Geeks for journalism or journalism for geeks?

⚠️ This post is more than five years old. Links may rot, opinions may change, and context might be missing. Proceed with cautious optimism.

Lex Alexander, Greensboro News-Record citizen-journalism guru, in a post about a community meetup to talk about the paper’s online CJ section:

“We frequently get asked why we don’t do X, or whether we have ever thought about doing Y. Regarding Y, the answer is “probably.” But the N&R’s news department has an appetite for doing stuff online that exceeds available resources. Our department relies on people in another division, News & Record Interactive, who must divide their time between revenue-generating sites for outside clients and news content for our Web sites (and guess which is the higher priority). Only a few of those folks even work with the News Department, and only one (last I checked) worked directly on the kinds of things that make interacting with the site fun and worthwhile. These folks are very talented and work some very long hours, but there’s only so much they can do. One way or another, we’re going to have to get more programmers for News, and Editor John Robinson knows that.”

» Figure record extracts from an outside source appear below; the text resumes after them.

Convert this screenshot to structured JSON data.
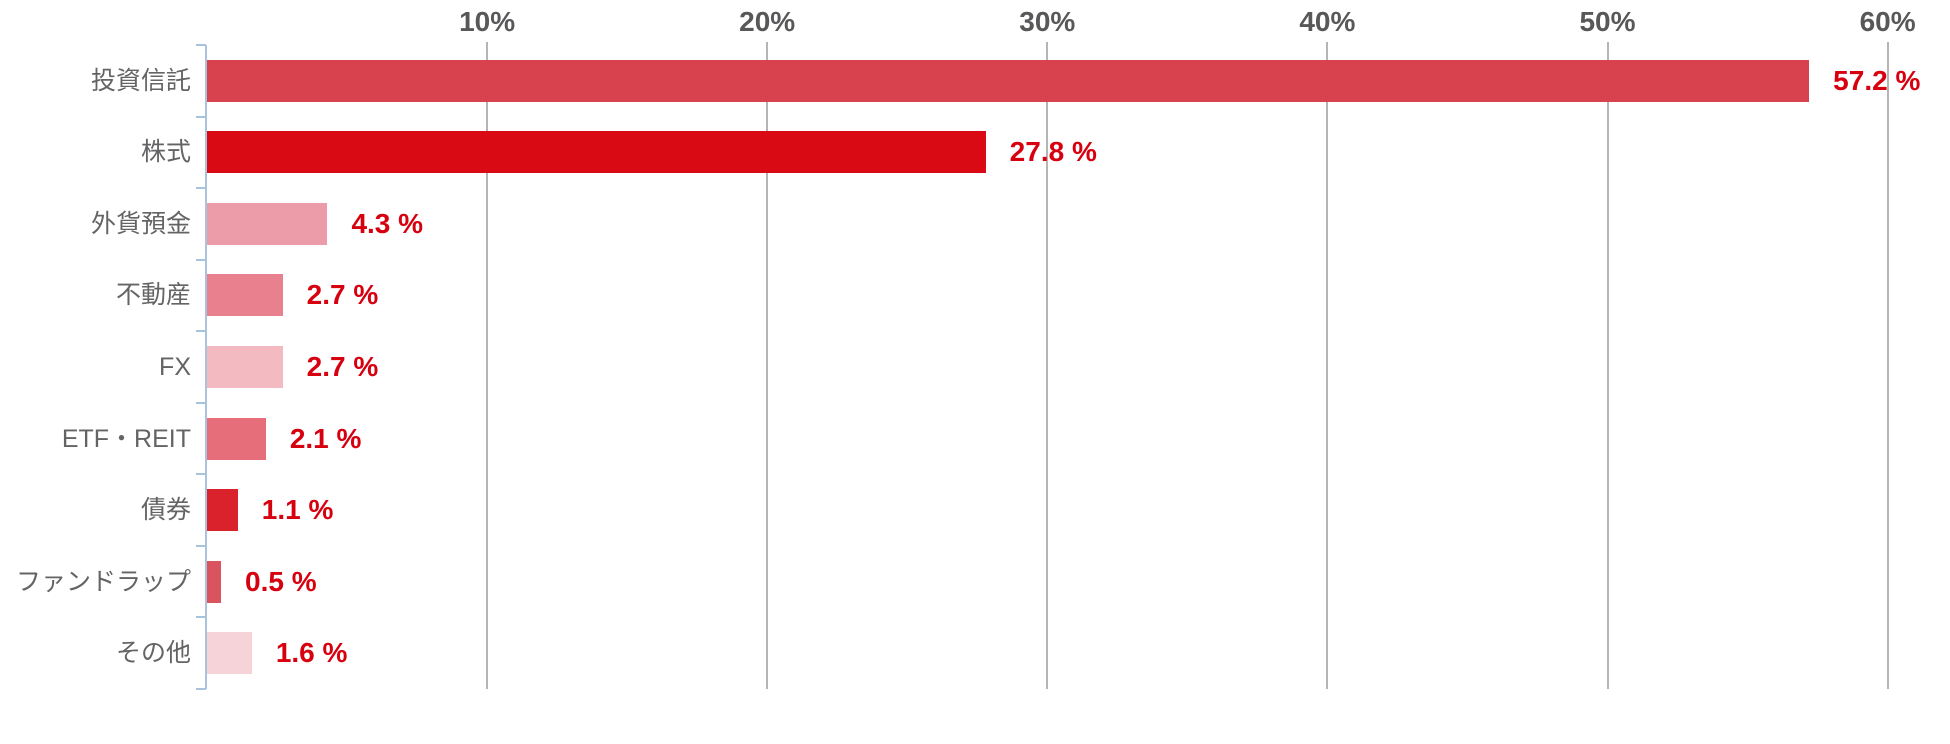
{
  "chart_data": {
    "type": "bar",
    "orientation": "horizontal",
    "categories": [
      "投資信託",
      "株式",
      "外貨預金",
      "不動産",
      "FX",
      "ETF・REIT",
      "債券",
      "ファンドラップ",
      "その他"
    ],
    "values": [
      57.2,
      27.8,
      4.3,
      2.7,
      2.7,
      2.1,
      1.1,
      0.5,
      1.6
    ],
    "value_labels": [
      "57.2 %",
      "27.8 %",
      "4.3 %",
      "2.7 %",
      "2.7 %",
      "2.1 %",
      "1.1 %",
      "0.5 %",
      "1.6 %"
    ],
    "bar_colors": [
      "#d8414e",
      "#da0a15",
      "#ec9ca8",
      "#e8818d",
      "#f3bac1",
      "#e66e7b",
      "#d9222c",
      "#d9545f",
      "#f6d3d8"
    ],
    "x_axis": {
      "position": "top",
      "min": 0,
      "max": 60,
      "tick_values": [
        10,
        20,
        30,
        40,
        50,
        60
      ],
      "tick_labels": [
        "10%",
        "20%",
        "30%",
        "40%",
        "50%",
        "60%"
      ]
    },
    "grid": "vertical",
    "legend": false,
    "title": "",
    "colors": {
      "background": "#ffffff",
      "grid_line": "#b5b5b5",
      "axis_line": "#a9c3dc",
      "tick_label": "#58585a",
      "category_label": "#646466",
      "value_label": "#d7000f"
    }
  }
}
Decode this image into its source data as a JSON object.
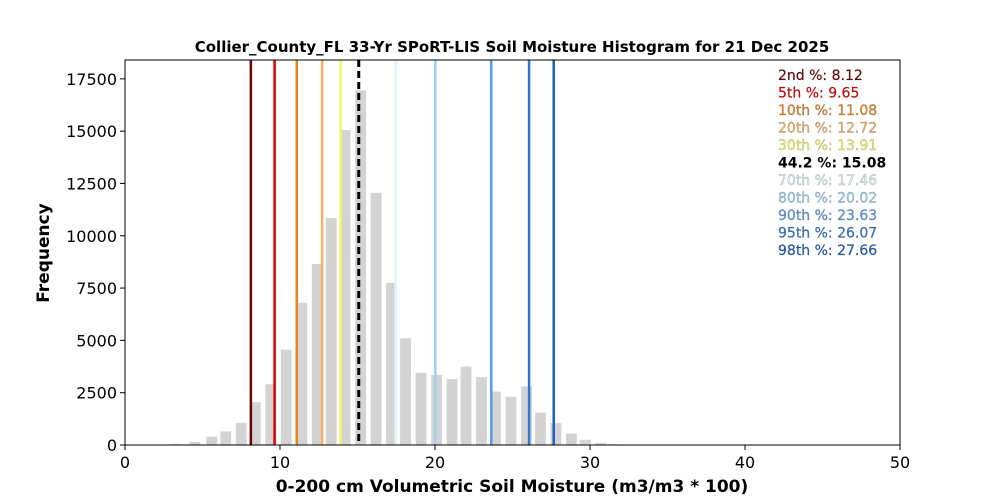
{
  "chart_data": {
    "type": "bar",
    "title": "Collier_County_FL 33-Yr SPoRT-LIS Soil Moisture Histogram for 21 Dec 2025",
    "xlabel": "0-200 cm Volumetric Soil Moisture (m3/m3 * 100)",
    "ylabel": "Frequency",
    "xlim": [
      0,
      50
    ],
    "ylim": [
      0,
      18400
    ],
    "xticks": [
      0,
      10,
      20,
      30,
      40,
      50
    ],
    "yticks": [
      0,
      2500,
      5000,
      7500,
      10000,
      12500,
      15000,
      17500
    ],
    "bar_color": "#d3d3d3",
    "bin_centers": [
      3.3,
      4.5,
      5.6,
      6.5,
      7.5,
      8.4,
      9.4,
      10.4,
      11.4,
      12.4,
      13.3,
      14.2,
      15.2,
      16.2,
      17.2,
      18.1,
      19.1,
      20.1,
      21.1,
      22.0,
      23.0,
      23.9,
      24.9,
      25.9,
      26.8,
      27.8,
      28.8,
      29.7,
      30.7,
      31.6
    ],
    "values": [
      40,
      150,
      400,
      650,
      1050,
      2050,
      2900,
      4550,
      6800,
      8650,
      10850,
      15050,
      16950,
      12050,
      7750,
      5100,
      3450,
      3350,
      3150,
      3750,
      3250,
      2550,
      2300,
      2800,
      1550,
      1050,
      550,
      250,
      100,
      30
    ],
    "reference_lines": [
      {
        "label": "2nd %",
        "value": 8.12,
        "color": "#6b0000",
        "text": "2nd %: 8.12",
        "dashed": false
      },
      {
        "label": "5th %",
        "value": 9.65,
        "color": "#dd0000",
        "text": "5th %: 9.65",
        "dashed": false
      },
      {
        "label": "10th %",
        "value": 11.08,
        "color": "#e8821e",
        "text": "10th %: 11.08",
        "dashed": false
      },
      {
        "label": "20th %",
        "value": 12.72,
        "color": "#f5b266",
        "text": "20th %: 12.72",
        "dashed": false
      },
      {
        "label": "30th %",
        "value": 13.91,
        "color": "#f5f56a",
        "text": "30th %: 13.91",
        "dashed": false
      },
      {
        "label": "44.2 %",
        "value": 15.08,
        "color": "#000000",
        "text": "44.2 %: 15.08",
        "dashed": true
      },
      {
        "label": "70th %",
        "value": 17.46,
        "color": "#dff5f7",
        "text": "70th %: 17.46",
        "dashed": false
      },
      {
        "label": "80th %",
        "value": 20.02,
        "color": "#9fd0f5",
        "text": "80th %: 20.02",
        "dashed": false
      },
      {
        "label": "90th %",
        "value": 23.63,
        "color": "#5a9be8",
        "text": "90th %: 23.63",
        "dashed": false
      },
      {
        "label": "95th %",
        "value": 26.07,
        "color": "#2f78d6",
        "text": "95th %: 26.07",
        "dashed": false
      },
      {
        "label": "98th %",
        "value": 27.66,
        "color": "#1d5fc0",
        "text": "98th %: 27.66",
        "dashed": false
      }
    ],
    "legend_placement": "top-right",
    "grid": false
  }
}
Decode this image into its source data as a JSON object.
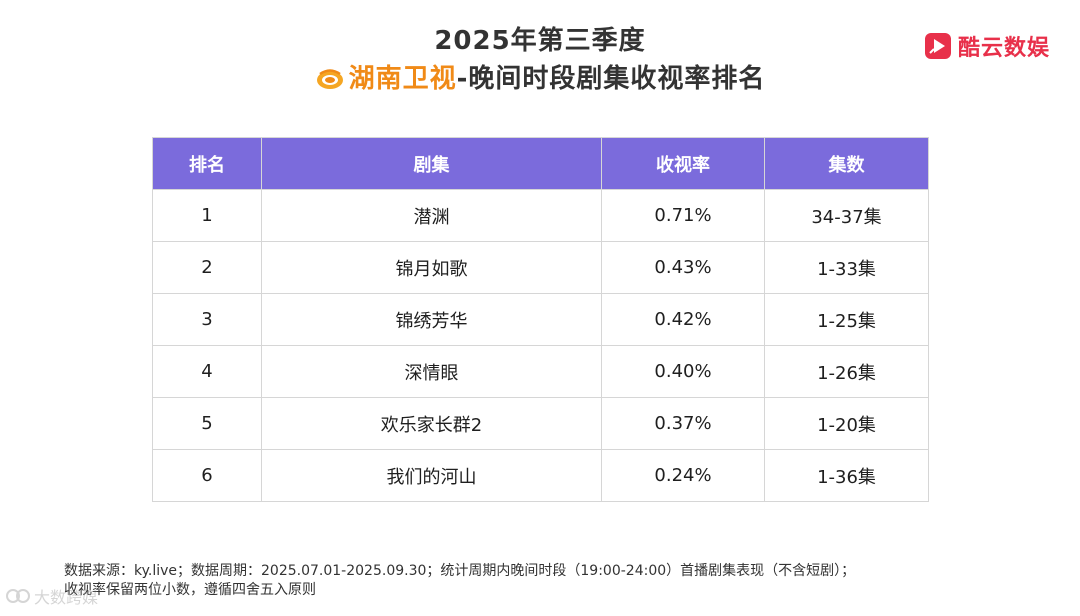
{
  "header": {
    "title_line1": "2025年第三季度",
    "channel_name": "湖南卫视",
    "title_line2_rest": "-晚间时段剧集收视率排名",
    "channel_color": "#f08a17"
  },
  "brand": {
    "name": "酷云数娱",
    "icon": "play-triangle-icon",
    "color": "#e8304a"
  },
  "table": {
    "header_color": "#7b6bdc",
    "columns": [
      "排名",
      "剧集",
      "收视率",
      "集数"
    ],
    "rows": [
      {
        "rank": "1",
        "title": "潜渊",
        "rating": "0.71%",
        "episodes": "34-37集"
      },
      {
        "rank": "2",
        "title": "锦月如歌",
        "rating": "0.43%",
        "episodes": "1-33集"
      },
      {
        "rank": "3",
        "title": "锦绣芳华",
        "rating": "0.42%",
        "episodes": "1-25集"
      },
      {
        "rank": "4",
        "title": "深情眼",
        "rating": "0.40%",
        "episodes": "1-26集"
      },
      {
        "rank": "5",
        "title": "欢乐家长群2",
        "rating": "0.37%",
        "episodes": "1-20集"
      },
      {
        "rank": "6",
        "title": "我们的河山",
        "rating": "0.24%",
        "episodes": "1-36集"
      }
    ]
  },
  "footnote": {
    "line1": "数据来源：ky.live；数据周期：2025.07.01-2025.09.30；统计周期内晚间时段（19:00-24:00）首播剧集表现（不含短剧）；",
    "line2": "收视率保留两位小数，遵循四舍五入原则"
  },
  "watermark": {
    "text": "大数跨媒",
    "icon": "watermark-logo-icon"
  }
}
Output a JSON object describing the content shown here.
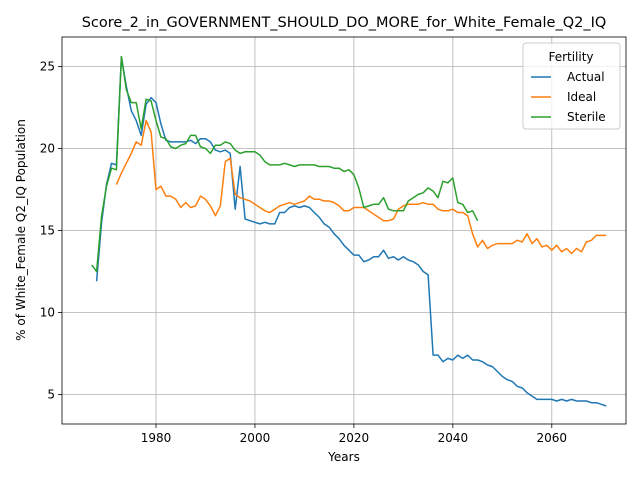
{
  "chart_data": {
    "type": "line",
    "title": "Score_2_in_GOVERNMENT_SHOULD_DO_MORE_for_White_Female_Q2_IQ",
    "xlabel": "Years",
    "ylabel": "% of White_Female Q2_IQ Population",
    "xlim": [
      1961,
      2075
    ],
    "ylim": [
      3.2,
      26.8
    ],
    "xticks": [
      1980,
      2000,
      2020,
      2040,
      2060
    ],
    "yticks": [
      5,
      10,
      15,
      20,
      25
    ],
    "grid": true,
    "legend": {
      "title": "Fertility",
      "placement": "top-right"
    },
    "series": [
      {
        "name": "Actual",
        "color": "#1f77b4",
        "points": [
          [
            1968,
            11.9
          ],
          [
            1969,
            15.5
          ],
          [
            1970,
            17.8
          ],
          [
            1971,
            19.1
          ],
          [
            1972,
            19.0
          ],
          [
            1973,
            25.6
          ],
          [
            1974,
            23.8
          ],
          [
            1975,
            22.3
          ],
          [
            1976,
            21.7
          ],
          [
            1977,
            20.8
          ],
          [
            1978,
            22.7
          ],
          [
            1979,
            23.1
          ],
          [
            1980,
            22.8
          ],
          [
            1981,
            21.5
          ],
          [
            1982,
            20.5
          ],
          [
            1983,
            20.4
          ],
          [
            1984,
            20.4
          ],
          [
            1985,
            20.4
          ],
          [
            1986,
            20.4
          ],
          [
            1987,
            20.5
          ],
          [
            1988,
            20.3
          ],
          [
            1989,
            20.6
          ],
          [
            1990,
            20.6
          ],
          [
            1991,
            20.4
          ],
          [
            1992,
            19.9
          ],
          [
            1993,
            19.8
          ],
          [
            1994,
            19.9
          ],
          [
            1995,
            19.7
          ],
          [
            1996,
            16.3
          ],
          [
            1997,
            18.9
          ],
          [
            1998,
            15.7
          ],
          [
            1999,
            15.6
          ],
          [
            2000,
            15.5
          ],
          [
            2001,
            15.4
          ],
          [
            2002,
            15.5
          ],
          [
            2003,
            15.4
          ],
          [
            2004,
            15.4
          ],
          [
            2005,
            16.1
          ],
          [
            2006,
            16.1
          ],
          [
            2007,
            16.4
          ],
          [
            2008,
            16.5
          ],
          [
            2009,
            16.4
          ],
          [
            2010,
            16.5
          ],
          [
            2011,
            16.4
          ],
          [
            2012,
            16.1
          ],
          [
            2013,
            15.8
          ],
          [
            2014,
            15.4
          ],
          [
            2015,
            15.2
          ],
          [
            2016,
            14.8
          ],
          [
            2017,
            14.5
          ],
          [
            2018,
            14.1
          ],
          [
            2019,
            13.8
          ],
          [
            2020,
            13.5
          ],
          [
            2021,
            13.5
          ],
          [
            2022,
            13.1
          ],
          [
            2023,
            13.2
          ],
          [
            2024,
            13.4
          ],
          [
            2025,
            13.4
          ],
          [
            2026,
            13.8
          ],
          [
            2027,
            13.3
          ],
          [
            2028,
            13.4
          ],
          [
            2029,
            13.2
          ],
          [
            2030,
            13.4
          ],
          [
            2031,
            13.2
          ],
          [
            2032,
            13.1
          ],
          [
            2033,
            12.9
          ],
          [
            2034,
            12.5
          ],
          [
            2035,
            12.3
          ],
          [
            2036,
            7.4
          ],
          [
            2037,
            7.4
          ],
          [
            2038,
            7.0
          ],
          [
            2039,
            7.2
          ],
          [
            2040,
            7.1
          ],
          [
            2041,
            7.4
          ],
          [
            2042,
            7.2
          ],
          [
            2043,
            7.4
          ],
          [
            2044,
            7.1
          ],
          [
            2045,
            7.1
          ],
          [
            2046,
            7.0
          ],
          [
            2047,
            6.8
          ],
          [
            2048,
            6.7
          ],
          [
            2049,
            6.4
          ],
          [
            2050,
            6.1
          ],
          [
            2051,
            5.9
          ],
          [
            2052,
            5.8
          ],
          [
            2053,
            5.5
          ],
          [
            2054,
            5.4
          ],
          [
            2055,
            5.1
          ],
          [
            2056,
            4.9
          ],
          [
            2057,
            4.7
          ],
          [
            2058,
            4.7
          ],
          [
            2059,
            4.7
          ],
          [
            2060,
            4.7
          ],
          [
            2061,
            4.6
          ],
          [
            2062,
            4.7
          ],
          [
            2063,
            4.6
          ],
          [
            2064,
            4.7
          ],
          [
            2065,
            4.6
          ],
          [
            2066,
            4.6
          ],
          [
            2067,
            4.6
          ],
          [
            2068,
            4.5
          ],
          [
            2069,
            4.5
          ],
          [
            2070,
            4.4
          ],
          [
            2071,
            4.3
          ]
        ]
      },
      {
        "name": "Ideal",
        "color": "#ff7f0e",
        "points": [
          [
            1972,
            17.8
          ],
          [
            1973,
            18.5
          ],
          [
            1974,
            19.1
          ],
          [
            1975,
            19.7
          ],
          [
            1976,
            20.4
          ],
          [
            1977,
            20.2
          ],
          [
            1978,
            21.7
          ],
          [
            1979,
            21.0
          ],
          [
            1980,
            17.5
          ],
          [
            1981,
            17.7
          ],
          [
            1982,
            17.1
          ],
          [
            1983,
            17.1
          ],
          [
            1984,
            16.9
          ],
          [
            1985,
            16.4
          ],
          [
            1986,
            16.7
          ],
          [
            1987,
            16.4
          ],
          [
            1988,
            16.5
          ],
          [
            1989,
            17.1
          ],
          [
            1990,
            16.9
          ],
          [
            1991,
            16.5
          ],
          [
            1992,
            15.9
          ],
          [
            1993,
            16.5
          ],
          [
            1994,
            19.2
          ],
          [
            1995,
            19.4
          ],
          [
            1996,
            17.2
          ],
          [
            1997,
            17.0
          ],
          [
            1998,
            16.9
          ],
          [
            1999,
            16.8
          ],
          [
            2000,
            16.6
          ],
          [
            2001,
            16.4
          ],
          [
            2002,
            16.2
          ],
          [
            2003,
            16.1
          ],
          [
            2004,
            16.3
          ],
          [
            2005,
            16.5
          ],
          [
            2006,
            16.6
          ],
          [
            2007,
            16.7
          ],
          [
            2008,
            16.6
          ],
          [
            2009,
            16.7
          ],
          [
            2010,
            16.8
          ],
          [
            2011,
            17.1
          ],
          [
            2012,
            16.9
          ],
          [
            2013,
            16.9
          ],
          [
            2014,
            16.8
          ],
          [
            2015,
            16.8
          ],
          [
            2016,
            16.7
          ],
          [
            2017,
            16.5
          ],
          [
            2018,
            16.2
          ],
          [
            2019,
            16.2
          ],
          [
            2020,
            16.4
          ],
          [
            2021,
            16.4
          ],
          [
            2022,
            16.4
          ],
          [
            2023,
            16.2
          ],
          [
            2024,
            16.0
          ],
          [
            2025,
            15.8
          ],
          [
            2026,
            15.6
          ],
          [
            2027,
            15.6
          ],
          [
            2028,
            15.7
          ],
          [
            2029,
            16.3
          ],
          [
            2030,
            16.5
          ],
          [
            2031,
            16.6
          ],
          [
            2032,
            16.6
          ],
          [
            2033,
            16.6
          ],
          [
            2034,
            16.7
          ],
          [
            2035,
            16.6
          ],
          [
            2036,
            16.6
          ],
          [
            2037,
            16.3
          ],
          [
            2038,
            16.2
          ],
          [
            2039,
            16.2
          ],
          [
            2040,
            16.3
          ],
          [
            2041,
            16.1
          ],
          [
            2042,
            16.1
          ],
          [
            2043,
            15.9
          ],
          [
            2044,
            14.8
          ],
          [
            2045,
            14.0
          ],
          [
            2046,
            14.4
          ],
          [
            2047,
            13.9
          ],
          [
            2048,
            14.1
          ],
          [
            2049,
            14.2
          ],
          [
            2050,
            14.2
          ],
          [
            2051,
            14.2
          ],
          [
            2052,
            14.2
          ],
          [
            2053,
            14.4
          ],
          [
            2054,
            14.3
          ],
          [
            2055,
            14.8
          ],
          [
            2056,
            14.2
          ],
          [
            2057,
            14.5
          ],
          [
            2058,
            14.0
          ],
          [
            2059,
            14.1
          ],
          [
            2060,
            13.8
          ],
          [
            2061,
            14.1
          ],
          [
            2062,
            13.7
          ],
          [
            2063,
            13.9
          ],
          [
            2064,
            13.6
          ],
          [
            2065,
            13.9
          ],
          [
            2066,
            13.7
          ],
          [
            2067,
            14.3
          ],
          [
            2068,
            14.4
          ],
          [
            2069,
            14.7
          ],
          [
            2070,
            14.7
          ],
          [
            2071,
            14.7
          ]
        ]
      },
      {
        "name": "Sterile",
        "color": "#2ca02c",
        "points": [
          [
            1967,
            12.9
          ],
          [
            1968,
            12.5
          ],
          [
            1969,
            15.9
          ],
          [
            1970,
            17.7
          ],
          [
            1971,
            18.8
          ],
          [
            1972,
            18.7
          ],
          [
            1973,
            25.6
          ],
          [
            1974,
            23.6
          ],
          [
            1975,
            22.8
          ],
          [
            1976,
            22.8
          ],
          [
            1977,
            21.2
          ],
          [
            1978,
            23.0
          ],
          [
            1979,
            22.9
          ],
          [
            1980,
            21.7
          ],
          [
            1981,
            20.7
          ],
          [
            1982,
            20.6
          ],
          [
            1983,
            20.1
          ],
          [
            1984,
            20.0
          ],
          [
            1985,
            20.2
          ],
          [
            1986,
            20.3
          ],
          [
            1987,
            20.8
          ],
          [
            1988,
            20.8
          ],
          [
            1989,
            20.1
          ],
          [
            1990,
            20.0
          ],
          [
            1991,
            19.7
          ],
          [
            1992,
            20.2
          ],
          [
            1993,
            20.2
          ],
          [
            1994,
            20.4
          ],
          [
            1995,
            20.3
          ],
          [
            1996,
            19.9
          ],
          [
            1997,
            19.7
          ],
          [
            1998,
            19.8
          ],
          [
            1999,
            19.8
          ],
          [
            2000,
            19.8
          ],
          [
            2001,
            19.6
          ],
          [
            2002,
            19.2
          ],
          [
            2003,
            19.0
          ],
          [
            2004,
            19.0
          ],
          [
            2005,
            19.0
          ],
          [
            2006,
            19.1
          ],
          [
            2007,
            19.0
          ],
          [
            2008,
            18.9
          ],
          [
            2009,
            19.0
          ],
          [
            2010,
            19.0
          ],
          [
            2011,
            19.0
          ],
          [
            2012,
            19.0
          ],
          [
            2013,
            18.9
          ],
          [
            2014,
            18.9
          ],
          [
            2015,
            18.9
          ],
          [
            2016,
            18.8
          ],
          [
            2017,
            18.8
          ],
          [
            2018,
            18.6
          ],
          [
            2019,
            18.7
          ],
          [
            2020,
            18.4
          ],
          [
            2021,
            17.6
          ],
          [
            2022,
            16.4
          ],
          [
            2023,
            16.5
          ],
          [
            2024,
            16.6
          ],
          [
            2025,
            16.6
          ],
          [
            2026,
            17.0
          ],
          [
            2027,
            16.3
          ],
          [
            2028,
            16.2
          ],
          [
            2029,
            16.2
          ],
          [
            2030,
            16.2
          ],
          [
            2031,
            16.8
          ],
          [
            2032,
            17.0
          ],
          [
            2033,
            17.2
          ],
          [
            2034,
            17.3
          ],
          [
            2035,
            17.6
          ],
          [
            2036,
            17.4
          ],
          [
            2037,
            17.0
          ],
          [
            2038,
            18.0
          ],
          [
            2039,
            17.9
          ],
          [
            2040,
            18.2
          ],
          [
            2041,
            16.7
          ],
          [
            2042,
            16.6
          ],
          [
            2043,
            16.1
          ],
          [
            2044,
            16.2
          ],
          [
            2045,
            15.6
          ]
        ]
      }
    ]
  }
}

This is the sort of thing that’s gone on at Knight Ridder, too, where the online edition is constrained a bit by the templating done at KR Digital. I’m still wondering if that process is going to change on July 1 when McClatchy takes over.

“One way or another, we’re going to have to get more programmers for News…” Alexander wrote.

Which brings me to a twist on the computer-assisted reporting discussion: Should j-schools be teaching journalists how to program, or should they be inviting programming students to take journalism classes? At SJSU, can Computer Science majors get some sort of useful gen-ed credit for a 61-level introductory journalism class? That would be cool…

Either way, if you’re a journalist who knows how to manhandle some code, or a coder who knows how to copy edit, there should be a boatload of jobs for you any second now.

Subscribe via Email

I am RSS years old and still miss Google Reader, but if you want to get inboxed when I post here, that’s fine with me.


Comments

3 responses to “Geeks for journalism or journalism for geeks?”

  1. Thanks for the link.

    One thing I’m curious about is: How does someone in my position — that is, a midcareer journalist with little technical background — go about teaching himself programming? Because I can’t presume that we’re going to hire programmers anytime soon and I can’t presume that there’ll ever be money in the training budget to send me somewhere that could really teach me professionally.

    Suggestions?

    Thanks!

  2. Lex – This is, of course, the problem. I’m not expecting many mid-career reporters (or j-school professors for that matter) to learn how to code anytime soon.

    So how do we bring more of what Adrian’s doing into newspaper sites?

    I’m hoping it’s by hiring young journalists who are learning this stuff on their own or in school.

    (Note to recruiters: I’m learning this stuff on my own.)

    (Note to self: Learn this stuff…)

  3. Well, being a mid-career reporter, I’m going to HAVE to learn how to code.

    Now I just need to figure out how to teach myself.